SX7が健全さを欠くと、興味や恋愛感情が次々と移り変わりやすくなります。彼らは、関係における責任や長期的なコミットメント(責任や継続的な関係に束縛される不安)を避ける一方で、恋愛の初期に感じる熱烈な陶酔感を好みます。彼らは恋に落ちる瞬間そのものを愛しており、ロマンチックな雰囲気や、相手と知り合っていく過程を楽しみます。しかし、恋の感情が馴染んでくると、相手への興奮が薄れてしまい、新たな恋に落ちる瞬間を探し始めることがよくあります。また、SX7の落ち着きのなさは、判断力にも影響を与えます。目を引く流行や派手なアイデアにすぐ飛びつきますが、それらはしばしば一時的な気晴らしに過ぎず、すぐに飽きて幻滅してしまいます。その結果、SX7はすぐに失望を味わうことになります。

不健全な状態に陥ると、SX7は強い刺激を求めるあまり、ますます衝動的で無謀になります。非現実的な計画や、危険な恋愛関係に手を出すことがあります。彼らはスリルを求めてどんどん刺激的な娯楽を追い求めますが、その一方で、次第にどんな刺激にも反応が鈍感になっていきます。

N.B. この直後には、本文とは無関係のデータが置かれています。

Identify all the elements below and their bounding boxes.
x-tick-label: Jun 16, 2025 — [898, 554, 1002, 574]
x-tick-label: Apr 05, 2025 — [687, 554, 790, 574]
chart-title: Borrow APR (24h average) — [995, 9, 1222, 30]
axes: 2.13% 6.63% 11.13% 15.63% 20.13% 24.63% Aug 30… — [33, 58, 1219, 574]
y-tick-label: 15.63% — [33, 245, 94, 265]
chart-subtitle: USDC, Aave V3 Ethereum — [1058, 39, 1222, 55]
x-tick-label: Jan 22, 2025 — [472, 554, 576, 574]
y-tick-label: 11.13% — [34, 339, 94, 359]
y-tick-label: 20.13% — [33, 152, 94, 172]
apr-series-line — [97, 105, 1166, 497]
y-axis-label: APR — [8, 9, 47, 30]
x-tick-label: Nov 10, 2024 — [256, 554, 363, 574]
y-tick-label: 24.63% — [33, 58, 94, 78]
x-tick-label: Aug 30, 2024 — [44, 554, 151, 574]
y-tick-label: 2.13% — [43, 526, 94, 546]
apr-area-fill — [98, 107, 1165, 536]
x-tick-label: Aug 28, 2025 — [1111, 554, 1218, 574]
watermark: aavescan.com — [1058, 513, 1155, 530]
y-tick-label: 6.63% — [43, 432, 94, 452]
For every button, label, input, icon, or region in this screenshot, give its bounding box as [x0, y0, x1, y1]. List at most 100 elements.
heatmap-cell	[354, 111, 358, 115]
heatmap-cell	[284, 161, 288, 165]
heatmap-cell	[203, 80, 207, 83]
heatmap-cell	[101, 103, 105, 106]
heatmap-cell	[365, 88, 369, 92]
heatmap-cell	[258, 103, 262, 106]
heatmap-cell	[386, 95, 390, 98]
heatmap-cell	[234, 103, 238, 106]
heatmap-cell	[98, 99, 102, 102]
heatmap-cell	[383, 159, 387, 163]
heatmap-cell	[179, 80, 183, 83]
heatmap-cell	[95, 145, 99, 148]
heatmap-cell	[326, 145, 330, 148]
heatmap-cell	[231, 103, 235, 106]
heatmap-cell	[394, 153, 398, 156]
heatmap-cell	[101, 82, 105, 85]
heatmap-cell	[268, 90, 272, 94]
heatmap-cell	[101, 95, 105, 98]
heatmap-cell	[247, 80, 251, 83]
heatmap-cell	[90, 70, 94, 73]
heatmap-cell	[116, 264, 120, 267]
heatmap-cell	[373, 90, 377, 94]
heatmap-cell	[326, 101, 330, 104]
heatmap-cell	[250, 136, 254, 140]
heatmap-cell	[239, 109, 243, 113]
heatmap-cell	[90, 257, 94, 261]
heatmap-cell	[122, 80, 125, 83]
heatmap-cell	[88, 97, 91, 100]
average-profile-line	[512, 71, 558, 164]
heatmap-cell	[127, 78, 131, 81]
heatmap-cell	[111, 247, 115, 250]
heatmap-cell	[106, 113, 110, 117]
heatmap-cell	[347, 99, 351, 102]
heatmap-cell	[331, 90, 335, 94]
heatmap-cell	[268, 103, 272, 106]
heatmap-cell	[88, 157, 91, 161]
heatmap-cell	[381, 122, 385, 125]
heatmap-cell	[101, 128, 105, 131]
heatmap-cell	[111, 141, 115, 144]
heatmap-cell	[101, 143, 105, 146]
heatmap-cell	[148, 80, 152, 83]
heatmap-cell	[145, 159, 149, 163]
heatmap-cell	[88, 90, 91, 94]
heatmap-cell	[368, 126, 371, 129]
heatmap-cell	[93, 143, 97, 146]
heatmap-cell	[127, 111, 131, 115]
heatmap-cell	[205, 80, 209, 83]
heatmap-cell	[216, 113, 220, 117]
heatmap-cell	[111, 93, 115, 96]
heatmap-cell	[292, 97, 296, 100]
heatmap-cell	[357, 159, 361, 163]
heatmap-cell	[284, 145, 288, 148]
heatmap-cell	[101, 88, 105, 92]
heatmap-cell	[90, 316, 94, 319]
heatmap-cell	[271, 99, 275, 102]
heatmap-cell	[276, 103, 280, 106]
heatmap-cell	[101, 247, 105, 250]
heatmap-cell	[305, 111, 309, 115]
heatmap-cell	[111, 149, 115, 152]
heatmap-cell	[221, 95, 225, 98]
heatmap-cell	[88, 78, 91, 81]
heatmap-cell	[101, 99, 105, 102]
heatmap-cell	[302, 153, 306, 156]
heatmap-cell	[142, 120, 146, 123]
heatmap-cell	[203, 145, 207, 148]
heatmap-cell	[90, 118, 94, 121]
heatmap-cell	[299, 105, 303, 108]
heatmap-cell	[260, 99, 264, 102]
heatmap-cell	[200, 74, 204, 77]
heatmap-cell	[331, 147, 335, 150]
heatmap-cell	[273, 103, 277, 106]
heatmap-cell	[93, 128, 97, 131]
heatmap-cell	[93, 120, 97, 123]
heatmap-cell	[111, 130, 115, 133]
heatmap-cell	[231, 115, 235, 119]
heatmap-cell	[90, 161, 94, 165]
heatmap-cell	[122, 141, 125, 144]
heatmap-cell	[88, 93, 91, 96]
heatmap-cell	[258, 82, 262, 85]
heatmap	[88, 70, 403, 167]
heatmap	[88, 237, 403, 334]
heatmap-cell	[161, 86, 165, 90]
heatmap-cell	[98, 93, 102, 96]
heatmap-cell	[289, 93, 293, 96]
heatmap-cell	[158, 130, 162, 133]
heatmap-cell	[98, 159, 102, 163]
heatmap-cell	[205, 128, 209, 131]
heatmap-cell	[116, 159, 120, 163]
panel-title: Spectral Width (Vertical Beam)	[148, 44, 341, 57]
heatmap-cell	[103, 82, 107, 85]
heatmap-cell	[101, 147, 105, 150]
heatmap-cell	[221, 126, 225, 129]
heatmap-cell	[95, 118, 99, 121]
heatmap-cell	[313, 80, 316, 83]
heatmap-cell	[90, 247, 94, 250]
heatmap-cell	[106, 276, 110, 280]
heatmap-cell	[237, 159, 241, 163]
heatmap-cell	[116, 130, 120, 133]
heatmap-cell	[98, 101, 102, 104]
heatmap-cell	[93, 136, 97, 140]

常に限界ギリギリの生き方を続けることで、次第に感覚が麻痺し、過度に自己破壊的な生活に陥ってしまうこともあります。その結果、心身ともに燃え尽きてしまったり、取り返しのつかないダメージを負うこともあります。ほとんどのタイプ7は、人生のどこかでこうした不健全な傾向に直面します。自分の行動パターンに気づき、その瞬間を意識して捉えること、そして自分がどんな反応を示しているのかを理解することが、このタイプの否定的な側面から抜け出すための重要な鍵となります。